Alzheimer's Disease (AD) is a devastating neurodegenerative disorder with no effective cure, characterized by the cerebral parenchymal and vascular accumulation of aggregated Amyloid-β (Aβ) and hyperphosphorylated tau. Cerebrovascular and mitochondria dysfunction are early causal events in the progression of AD. Previous studies support that inhibiting carbonic anhydrases (CA) may prevent mitochondrial and cerebrovascular dysfunction in AD models. Here, we selectively target the mitochondrial CA isoform CA-VB by pharmacological and genetic manipulation, in human cerebral microvascular endothelial cells (hCMEC) and we confirm the protective effects of the CA-V inhibitor in AD mice. CA-V inhibition and CA-VB KO prevent Aβ induced mitochondria-mediated endothelial apoptosis, loss of barrier resistance, and hCMEC inflammatory activation.
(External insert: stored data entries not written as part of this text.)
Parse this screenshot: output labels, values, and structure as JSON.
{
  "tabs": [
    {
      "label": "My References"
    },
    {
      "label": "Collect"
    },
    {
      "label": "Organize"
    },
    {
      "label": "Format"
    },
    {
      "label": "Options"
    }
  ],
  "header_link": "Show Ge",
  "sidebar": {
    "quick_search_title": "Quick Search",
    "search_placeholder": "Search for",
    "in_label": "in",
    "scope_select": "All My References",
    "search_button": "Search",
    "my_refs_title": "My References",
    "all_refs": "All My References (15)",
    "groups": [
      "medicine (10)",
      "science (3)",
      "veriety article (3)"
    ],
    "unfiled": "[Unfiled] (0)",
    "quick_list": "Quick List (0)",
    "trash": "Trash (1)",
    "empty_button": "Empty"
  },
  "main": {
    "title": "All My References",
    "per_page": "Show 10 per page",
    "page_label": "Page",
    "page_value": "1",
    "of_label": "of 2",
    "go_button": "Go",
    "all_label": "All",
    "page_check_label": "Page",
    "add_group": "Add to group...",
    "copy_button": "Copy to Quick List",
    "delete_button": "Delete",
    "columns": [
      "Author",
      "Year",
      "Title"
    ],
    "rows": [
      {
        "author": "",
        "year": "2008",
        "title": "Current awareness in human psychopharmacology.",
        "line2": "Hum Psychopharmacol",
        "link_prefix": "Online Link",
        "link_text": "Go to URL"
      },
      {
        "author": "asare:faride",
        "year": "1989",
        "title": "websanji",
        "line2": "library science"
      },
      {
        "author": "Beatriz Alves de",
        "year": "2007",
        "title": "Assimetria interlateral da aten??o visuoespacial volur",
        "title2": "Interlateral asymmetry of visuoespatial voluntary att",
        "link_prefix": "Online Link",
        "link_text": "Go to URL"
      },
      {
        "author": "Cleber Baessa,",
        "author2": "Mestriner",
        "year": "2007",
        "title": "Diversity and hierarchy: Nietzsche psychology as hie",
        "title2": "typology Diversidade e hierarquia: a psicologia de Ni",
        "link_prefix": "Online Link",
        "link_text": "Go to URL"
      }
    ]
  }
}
Strikingly, CA-V inhibition also mitigates caspase activation and endothelial cell activation in the brains of 3xTg AD mice, resulting in preserved memory function. Our results demonstrate that selective CA-V inhibition is an effective and promising strategy against AD-mediated cerebrovascular pathology, neuroinflammation and cognitive impairment.